Posted Thursday, March 17, 2022 @ 5:15 PM
Do you ever just sit back and think about that satisfying feeling of laying down on your bed after a long, tiresome day and letting your head sink into a pillow as you quickly drift off into a deep sleep? It’s an experience every single one of us partakes in, for let’s face it, we ALL have to sleep. To think we’ve heard all of the proclaimed “National Days,” this Saturday, 3/19, marks World Sleep Day! If you’re a night owl, or stick to a strict bedtime schedule, World Sleep Day applies to you. Juggling coursework, jobs, extracurriculars, and a social life can sometimes get the best of our Knights, hindering the amount of sleep they may really need and/or deserve. Obtaining a good night’s sleep in a residence hall is one challenge many of our Knights face when first coming to UCF, but we want to ensure our residents are well-rested! Take a peek below at a list of 5 tips for how you can obtain better sleep in your residence hall! A well-rested Knight is an even better-performing Knight!

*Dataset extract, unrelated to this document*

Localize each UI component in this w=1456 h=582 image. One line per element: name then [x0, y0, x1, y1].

Your mattress may not be removed from your room space, but purchasing a mattress topper is a cost-friendly alternative residents often choose to make. A few inches of memory foam to the top can work wonders!
*Reminder – Try not to use your bed as a studying space, because studying in bed can make it a lot harder to shut down your mind when it’s time to go to sleep. Instead, utilize your desk, the common area, library, Student Union, All Knights Study, or other area!

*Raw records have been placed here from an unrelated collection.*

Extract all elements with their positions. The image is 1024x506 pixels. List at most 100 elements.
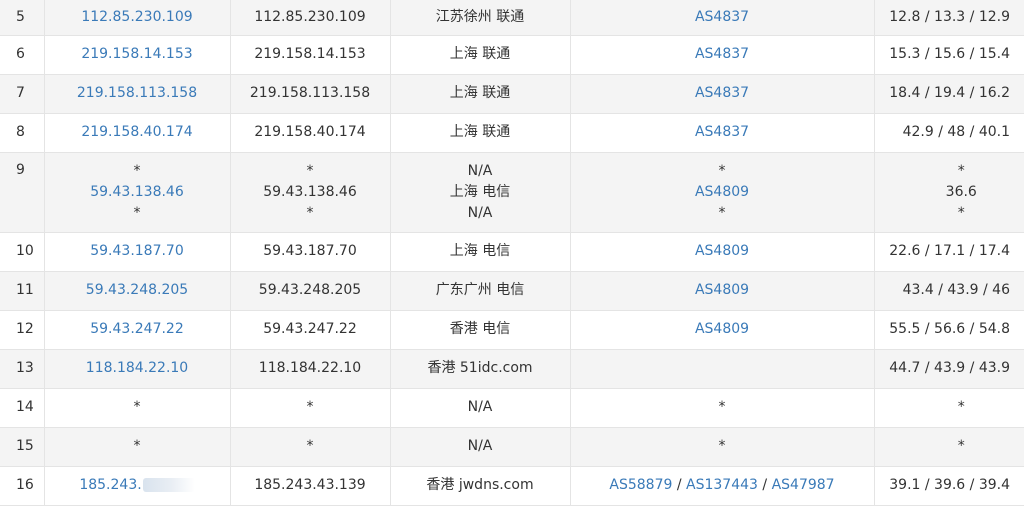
table-row: 12 59.43.247.22 59.43.247.22 香港 电信 AS480… <box>0 310 1024 349</box>
ip-link-cell: 112.85.230.109 <box>44 0 230 35</box>
asn-cell: AS4809 <box>570 310 874 349</box>
location: 上海 联通 <box>390 74 570 113</box>
asn-separator: / <box>762 477 771 493</box>
asn-link[interactable]: AS4837 <box>695 46 749 62</box>
ip-address: 219.158.40.174 <box>230 113 390 152</box>
asn-link[interactable]: AS137443 <box>686 477 758 493</box>
asn-star: * <box>571 161 874 182</box>
asn-link[interactable]: AS4809 <box>571 182 874 203</box>
ip-link[interactable]: 59.43.247.22 <box>90 321 184 337</box>
asn-link[interactable]: AS4837 <box>695 124 749 140</box>
ip-address: * <box>230 388 390 427</box>
ip-link-cell: 59.43.187.70 <box>44 232 230 271</box>
hop-number: 10 <box>0 232 44 271</box>
table-row: 9 * 59.43.138.46 * * 59.43.138.46 * N/A … <box>0 152 1024 232</box>
ip-link[interactable]: 219.158.113.158 <box>77 85 197 101</box>
ip-link-cell: * 59.43.138.46 * <box>44 152 230 232</box>
ip-link-cell: 59.43.248.205 <box>44 271 230 310</box>
location: N/A <box>390 388 570 427</box>
ip-link-cell: 219.158.113.158 <box>44 74 230 113</box>
hop-number: 11 <box>0 271 44 310</box>
ip-link-cell: 219.158.40.174 <box>44 113 230 152</box>
ip-address: 219.158.14.153 <box>230 35 390 74</box>
ip-address: 118.184.22.10 <box>230 349 390 388</box>
table-row: 8 219.158.40.174 219.158.40.174 上海 联通 AS… <box>0 113 1024 152</box>
hop-number: 12 <box>0 310 44 349</box>
location: 江苏徐州 联通 <box>390 0 570 35</box>
asn-link[interactable]: AS58879 <box>609 477 672 493</box>
ip-link-cell: 59.43.247.22 <box>44 310 230 349</box>
location-line: N/A <box>391 203 570 224</box>
asn-link[interactable]: AS4809 <box>695 243 749 259</box>
hop-number: 15 <box>0 427 44 466</box>
asn-link[interactable]: AS47987 <box>772 477 835 493</box>
rtt: 39.1 / 39.6 / 39.4 <box>874 466 1024 505</box>
asn-cell: AS4809 <box>570 232 874 271</box>
rtt-line: * <box>875 203 1024 224</box>
ip-link-cell: 185.243. <box>44 466 230 505</box>
ip-link[interactable]: 59.43.248.205 <box>86 282 188 298</box>
asn-cell: AS4837 <box>570 35 874 74</box>
location: 上海 联通 <box>390 35 570 74</box>
location: 香港 电信 <box>390 310 570 349</box>
ip-link-cell: * <box>44 388 230 427</box>
location-line: N/A <box>391 161 570 182</box>
table-row: 15 * * N/A * * <box>0 427 1024 466</box>
ip-link[interactable]: 219.158.14.153 <box>81 46 192 62</box>
ip-link[interactable]: 118.184.22.10 <box>86 360 188 376</box>
ip-link-star: * <box>45 161 230 182</box>
hop-number: 16 <box>0 466 44 505</box>
table-row: 11 59.43.248.205 59.43.248.205 广东广州 电信 A… <box>0 271 1024 310</box>
ip-link[interactable]: 219.158.40.174 <box>81 124 192 140</box>
rtt: * <box>874 427 1024 466</box>
ip-address: 185.243.43.139 <box>230 466 390 505</box>
asn-cell: * <box>570 388 874 427</box>
ip-address-line: * <box>231 161 390 182</box>
ip-address: 219.158.113.158 <box>230 74 390 113</box>
asn-cell: AS4809 <box>570 271 874 310</box>
ip-link[interactable]: 59.43.187.70 <box>90 243 184 259</box>
asn-cell: AS58879 / AS137443 / AS47987 <box>570 466 874 505</box>
rtt-line: * <box>875 161 1024 182</box>
ip-address-line: * <box>231 203 390 224</box>
hop-number: 7 <box>0 74 44 113</box>
ip-link-cell: 118.184.22.10 <box>44 349 230 388</box>
ip-link[interactable]: 59.43.138.46 <box>45 182 230 203</box>
hop-number: 14 <box>0 388 44 427</box>
hop-number: 6 <box>0 35 44 74</box>
asn-link[interactable]: AS4809 <box>695 321 749 337</box>
ip-link[interactable]: 112.85.230.109 <box>81 9 192 25</box>
ip-address-cell: * 59.43.138.46 * <box>230 152 390 232</box>
table-row: 10 59.43.187.70 59.43.187.70 上海 电信 AS480… <box>0 232 1024 271</box>
ip-address: * <box>230 427 390 466</box>
location: 广东广州 电信 <box>390 271 570 310</box>
ip-address-line: 59.43.138.46 <box>231 182 390 203</box>
ip-address: 59.43.187.70 <box>230 232 390 271</box>
ip-address: 112.85.230.109 <box>230 0 390 35</box>
asn-link[interactable]: AS4837 <box>695 9 749 25</box>
asn-cell: * <box>570 427 874 466</box>
asn-cell: * AS4809 * <box>570 152 874 232</box>
table-row: 13 118.184.22.10 118.184.22.10 香港 51idc.… <box>0 349 1024 388</box>
table-row: 16 185.243. 185.243.43.139 香港 jwdns.com … <box>0 466 1024 505</box>
table-row: 6 219.158.14.153 219.158.14.153 上海 联通 AS… <box>0 35 1024 74</box>
hop-number: 13 <box>0 349 44 388</box>
location-line: 上海 电信 <box>391 182 570 203</box>
rtt: 55.5 / 56.6 / 54.8 <box>874 310 1024 349</box>
ip-address: 59.43.247.22 <box>230 310 390 349</box>
rtt: 18.4 / 19.4 / 16.2 <box>874 74 1024 113</box>
asn-star: * <box>571 203 874 224</box>
ip-link-star: * <box>45 203 230 224</box>
ip-link[interactable]: 185.243. <box>79 477 141 493</box>
location: 上海 联通 <box>390 113 570 152</box>
location: 香港 51idc.com <box>390 349 570 388</box>
hop-number: 5 <box>0 0 44 35</box>
asn-link[interactable]: AS4809 <box>695 282 749 298</box>
traceroute-table: 5 112.85.230.109 112.85.230.109 江苏徐州 联通 … <box>0 0 1024 506</box>
redacted-blur <box>143 478 195 492</box>
rtt: 42.9 / 48 / 40.1 <box>874 113 1024 152</box>
asn-cell: AS4837 <box>570 74 874 113</box>
hop-number: 9 <box>0 152 44 232</box>
asn-link[interactable]: AS4837 <box>695 85 749 101</box>
location: N/A <box>390 427 570 466</box>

Earplugs and eye masks are a couple of examples! Eye masks work to block out a lot of light and provide you with the darkness that you need for a night’s well rest.
As hard as it may be, try and keep any afternoon naps under an hour in length and no later than three o’clock in the afternoon. According to the American Sleep Association, a 15-30 minute “power nap” is the best way to make you feel rejuvenated and restored with energy to help you finish your day. After 30 minutes, individuals enter deep sleep. Awakening from a long nap may make you feel a little groggy and sluggish.
It’s best to avoid using technologies like your smartphone, television, or computer at least 30 minutes before bedtime. “The blue light emitted by your cell phone screen restrains the production of melatonin, the hormone that controls your sleep-wake cycle (aka circadian rhythm)” (SCLHealth).
A healthy diet and exercise contribute to the wellness of your sleep! Natural remedies to incorporate into your nightly routine may also include the use of essential oils, meditating, listening to calming music, practicing yoga stretches, or drinking a warm cup of tea!